Dog Days 7/20/19

(But this year has not had as many days over a hundred as usual.)

In May I was very sad to hear of the passing of Tony Horowitz, and have not made a blog post about it until now. Twenty years ago when he was on tour for Confederates In The Attic and me for Enemy Women we read together at the Granville Island Lit. Festival (Vancouver B.C.), had a great time, liked him very much. He was very funny. I loved Confederates In The Attic, it was just splendid, so was Blue Latitudes.

 

 

 

 

 

 

Just really sad to hear of his passing at the young-ish age of 60.  Have not yet read his latest book but just finished Olmstead; got it as an e-book.

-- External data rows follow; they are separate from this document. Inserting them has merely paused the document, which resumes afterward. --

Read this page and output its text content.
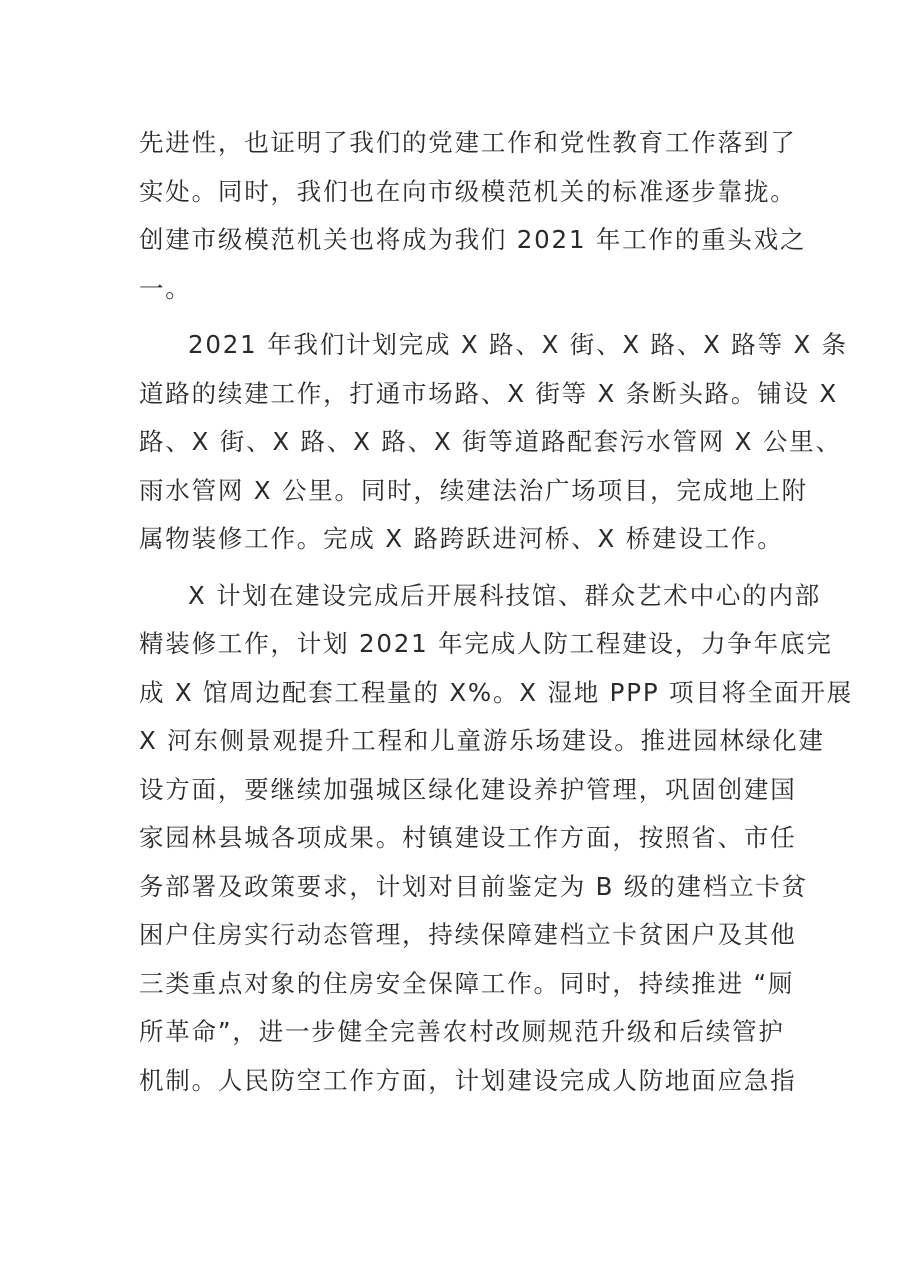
先进性，也证明了我们的党建工作和党性教育工作落到了
实处。同时，我们也在向市级模范机关的标准逐步靠拢。
创建市级模范机关也将成为我们 2021 年工作的重头戏之
一。
2021 年我们计划完成 X 路、X 街、X 路、X 路等 X 条
道路的续建工作，打通市场路、X 街等 X 条断头路。铺设 X
路、X 街、X 路、X 路、X 街等道路配套污水管网 X 公里、
雨水管网 X 公里。同时，续建法治广场项目，完成地上附
属物装修工作。完成 X 路跨跃进河桥、X 桥建设工作。
X 计划在建设完成后开展科技馆、群众艺术中心的内部
精装修工作，计划 2021 年完成人防工程建设，力争年底完
成 X 馆周边配套工程量的 X%。X 湿地 PPP 项目将全面开展
X 河东侧景观提升工程和儿童游乐场建设。推进园林绿化建
设方面，要继续加强城区绿化建设养护管理，巩固创建国
家园林县城各项成果。村镇建设工作方面，按照省、市任
务部署及政策要求，计划对目前鉴定为 B 级的建档立卡贫
困户住房实行动态管理，持续保障建档立卡贫困户及其他
三类重点对象的住房安全保障工作。同时，持续推进 “厕
所革命”，进一步健全完善农村改厕规范升级和后续管护
机制。人民防空工作方面，计划建设完成人防地面应急指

Sometimes people seem puzzled about ‘the south’ — a very diverse area and people — but they should read Albion’s Seed. Northeastern people and hills southerners came from very different places in the British Isles.  Southern hills people were almost entirely from the Scottish/English border. It was a very hard place. Northeasterners came from mainly Norfolk and the southeastern part of England — a settled land with secure property rights, rich farmland, and they were not regularly burnt out of their homes by various armies. The English, in, say, 1700, regarded the Lowland Scots as sort of beasts, which they probably were, having been drafted into clan fights, repeatedly losing their cattle and homes, etc. (living in a war zone).  Many northeasterners in the early colonial times who journeyed to the south (that would be North Carolina, Georgia, mainly) found the Scots borderer-descended people to be the next best thing to animals. They carried the old prejudice from the British Isles with them from the old country.

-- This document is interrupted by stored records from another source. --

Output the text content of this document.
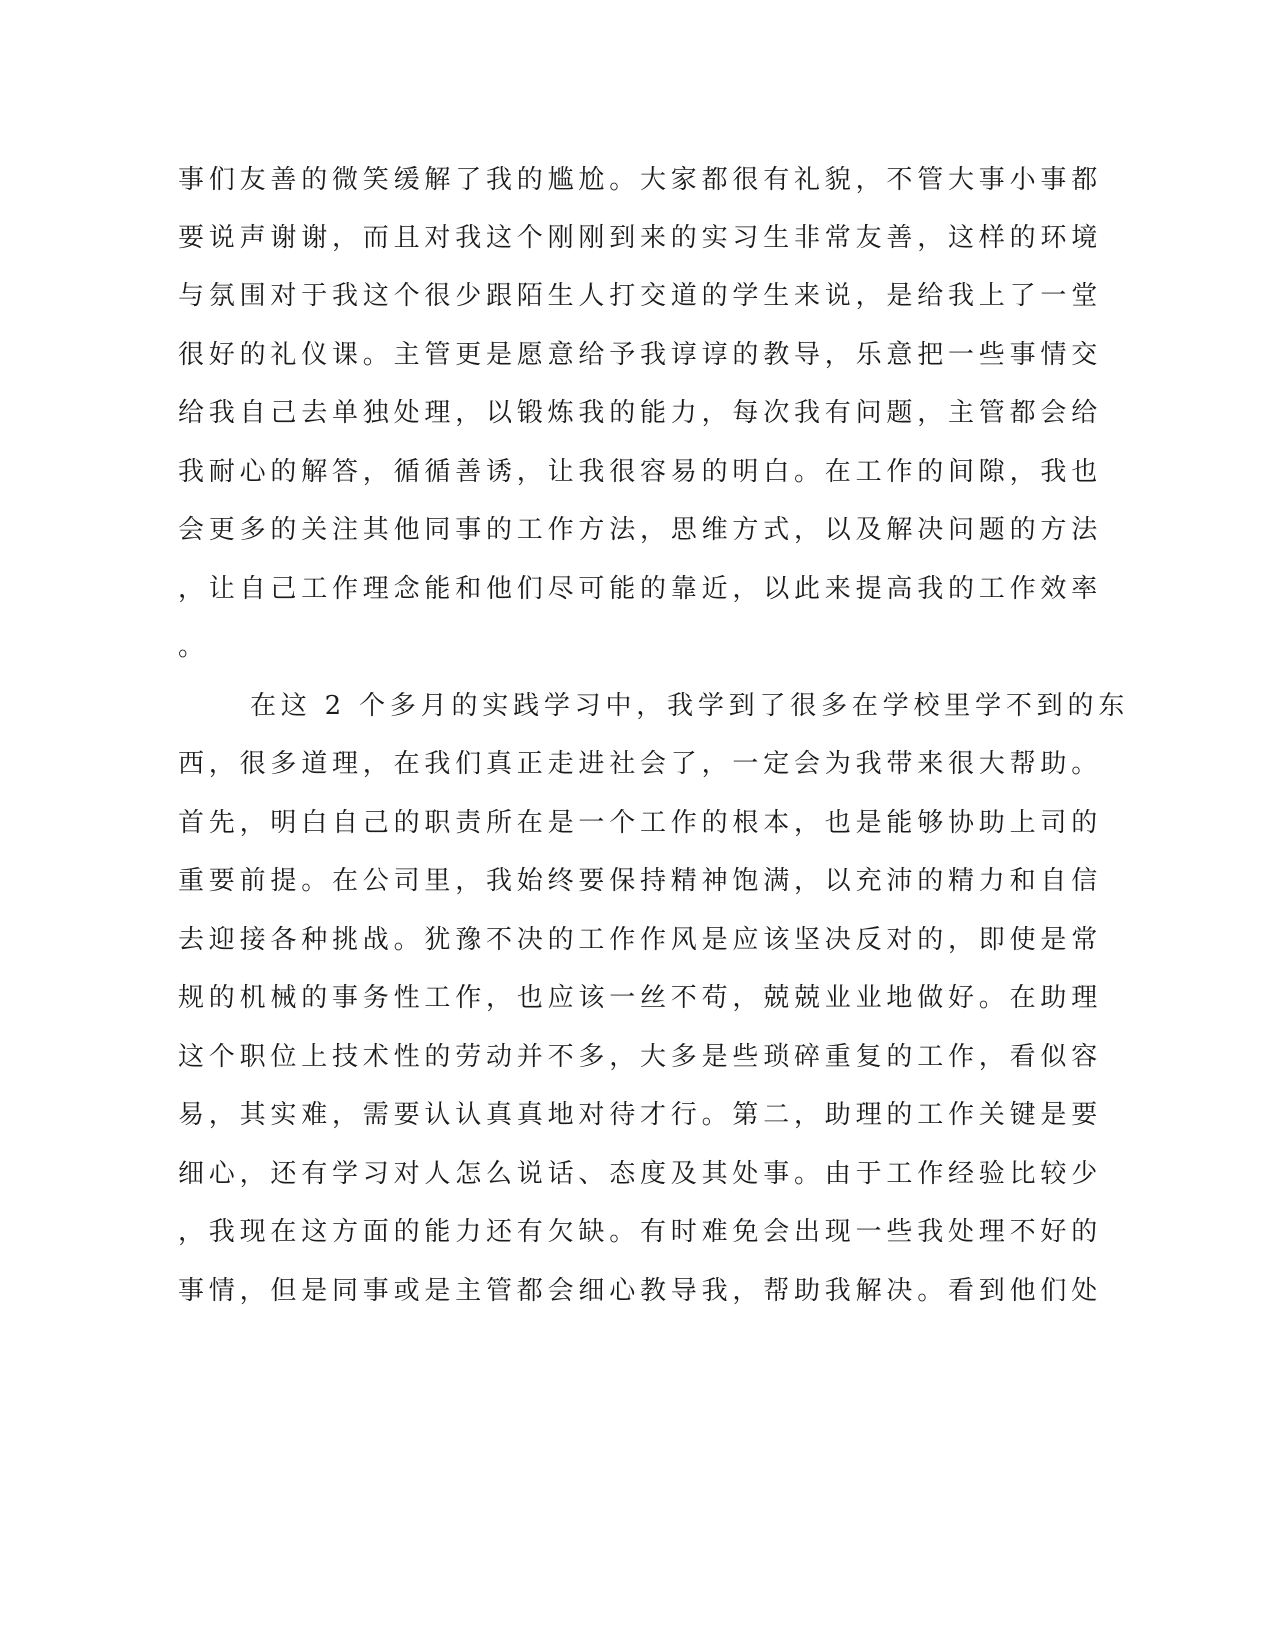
事们友善的微笑缓解了我的尴尬。大家都很有礼貌，不管大事小事都
要说声谢谢，而且对我这个刚刚到来的实习生非常友善，这样的环境
与氛围对于我这个很少跟陌生人打交道的学生来说，是给我上了一堂
很好的礼仪课。主管更是愿意给予我谆谆的教导，乐意把一些事情交
给我自己去单独处理，以锻炼我的能力，每次我有问题，主管都会给
我耐心的解答，循循善诱，让我很容易的明白。在工作的间隙，我也
会更多的关注其他同事的工作方法，思维方式，以及解决问题的方法
，让自己工作理念能和他们尽可能的靠近，以此来提高我的工作效率
。
在这 2 个多月的实践学习中，我学到了很多在学校里学不到的东
西，很多道理，在我们真正走进社会了，一定会为我带来很大帮助。
首先，明白自己的职责所在是一个工作的根本，也是能够协助上司的
重要前提。在公司里，我始终要保持精神饱满，以充沛的精力和自信
去迎接各种挑战。犹豫不决的工作作风是应该坚决反对的，即使是常
规的机械的事务性工作，也应该一丝不苟，兢兢业业地做好。在助理
这个职位上技术性的劳动并不多，大多是些琐碎重复的工作，看似容
易，其实难，需要认认真真地对待才行。第二，助理的工作关键是要
细心，还有学习对人怎么说话、态度及其处事。由于工作经验比较少
，我现在这方面的能力还有欠缺。有时难免会出现一些我处理不好的
事情，但是同事或是主管都会细心教导我，帮助我解决。看到他们处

But — regarding the scots borderers — I would think after several centuries of living in the aforementioned war zone that people would cease to value nice homes, tidy landscapes, possessions in general, and concentrate their values on family and music.

However, people are not in general interested in the cultural differences of the founding groups. We are at present in an age of shrieking hatred and emotional meltdowns, which many people find quite fun. A fun thing. I just take out my hearing aids.

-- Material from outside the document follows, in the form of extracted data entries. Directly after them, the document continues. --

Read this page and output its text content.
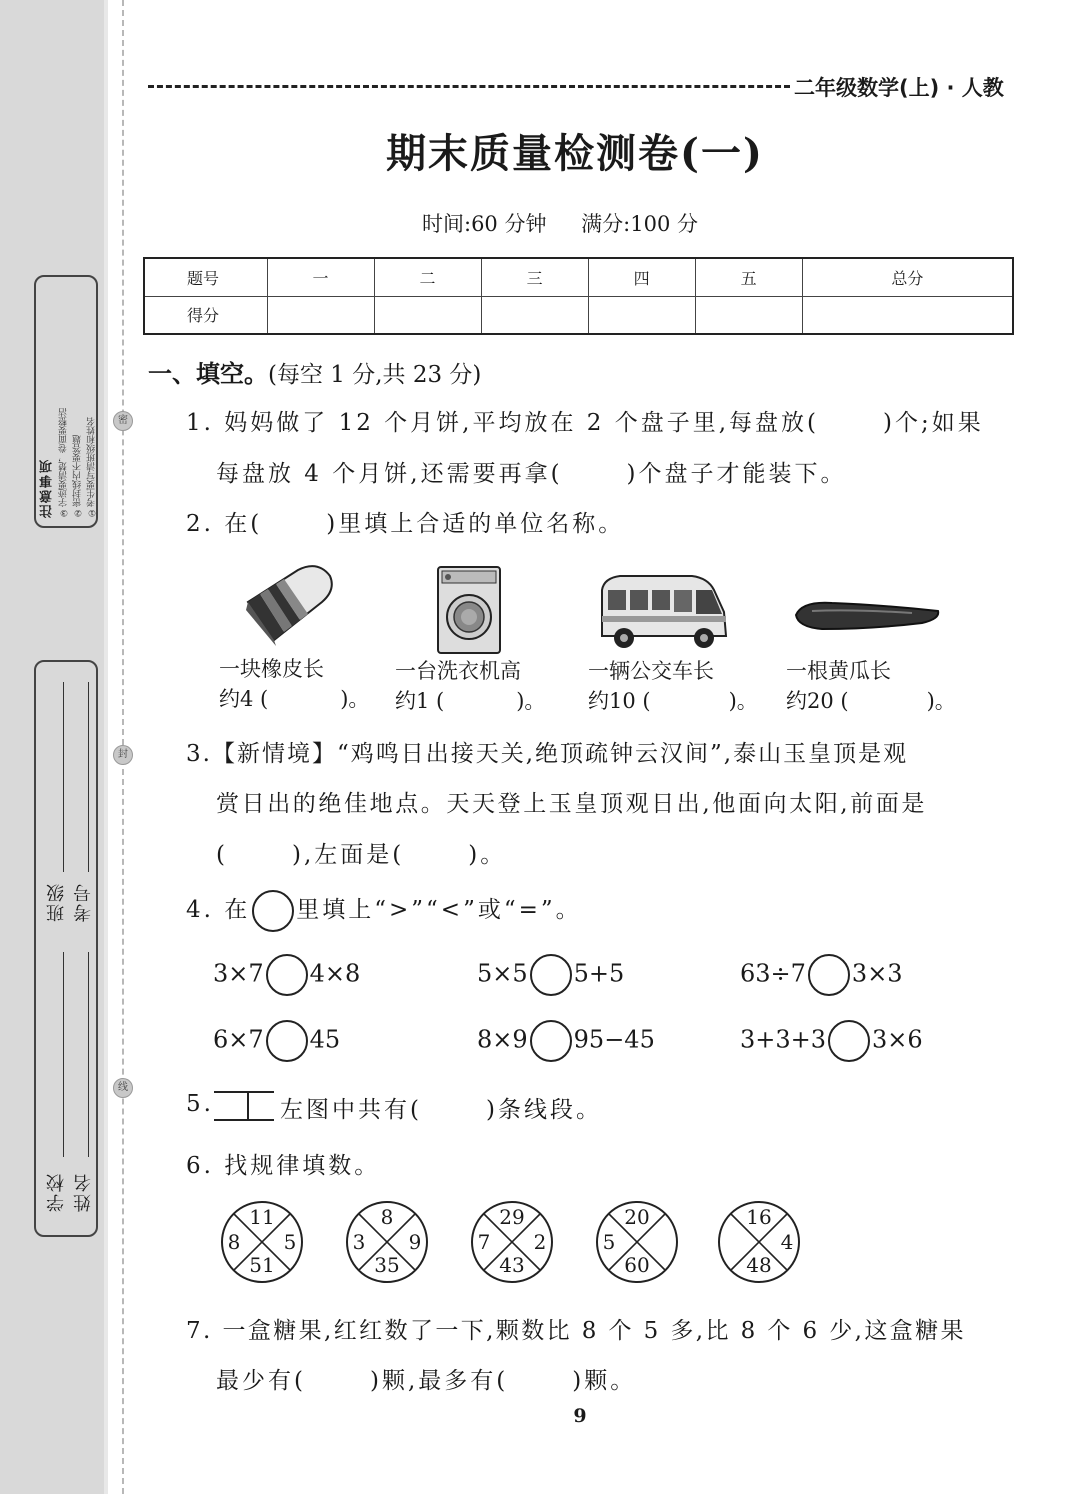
①考生要写清班级和姓名
②密封线内不要答题
③字迹要清楚，卷面要整洁
注意事项
密
封
线
班级 考号
学校 姓名
二年级数学(上) · 人教
期末质量检测卷(一)
时间:60 分钟 满分:100 分
题号	一	二	三	四	五	总分
得分						
一、填空。(每空 1 分,共 23 分)
1. 妈妈做了 12 个月饼,平均放在 2 个盘子里,每盘放(	)个;如果
每盘放 4 个月饼,还需要再拿(	)个盘子才能装下。
2. 在(	)里填上合适的单位名称。
一块橡皮长
约4 (	)。
一台洗衣机高
约1 (	)。
一辆公交车长
约10 (	)。
一根黄瓜长
约20 (	)。
3.【新情境】“鸡鸣日出接天关,绝顶疏钟云汉间”,泰山玉皇顶是观
赏日出的绝佳地点。天天登上玉皇顶观日出,他面向太阳,前面是
(	),左面是(	)。
4. 在 里填上“>”“<”或“=”。
3×7 4×8	5×5 5+5	63÷7 3×3
6×7 45	8×9 95−45	3+3+3 3×6
5.	左图中共有(	)条线段。
6. 找规律填数。
11
51
8 5
8
35
3 9
29
43
7 2
20
60
5
16
48
4
7. 一盒糖果,红红数了一下,颗数比 8 个 5 多,比 8 个 6 少,这盒糖果
最少有(	)颗,最多有(	)颗。
9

Looking for old photos of trains, engines; found this one which was quite helpful in describing Simon, Doroteo and Damon’s journey from Galveston to Houston, hitching a ride in a boxcar. So this was about 1863 but I think it works for a locomotive ca. 1867.

 

 

 

 

This gives a good view of the smokestacks, the coal car, and especially the boxcar. It’s a photo of the Atlanta roundhouse when the city was burnt down.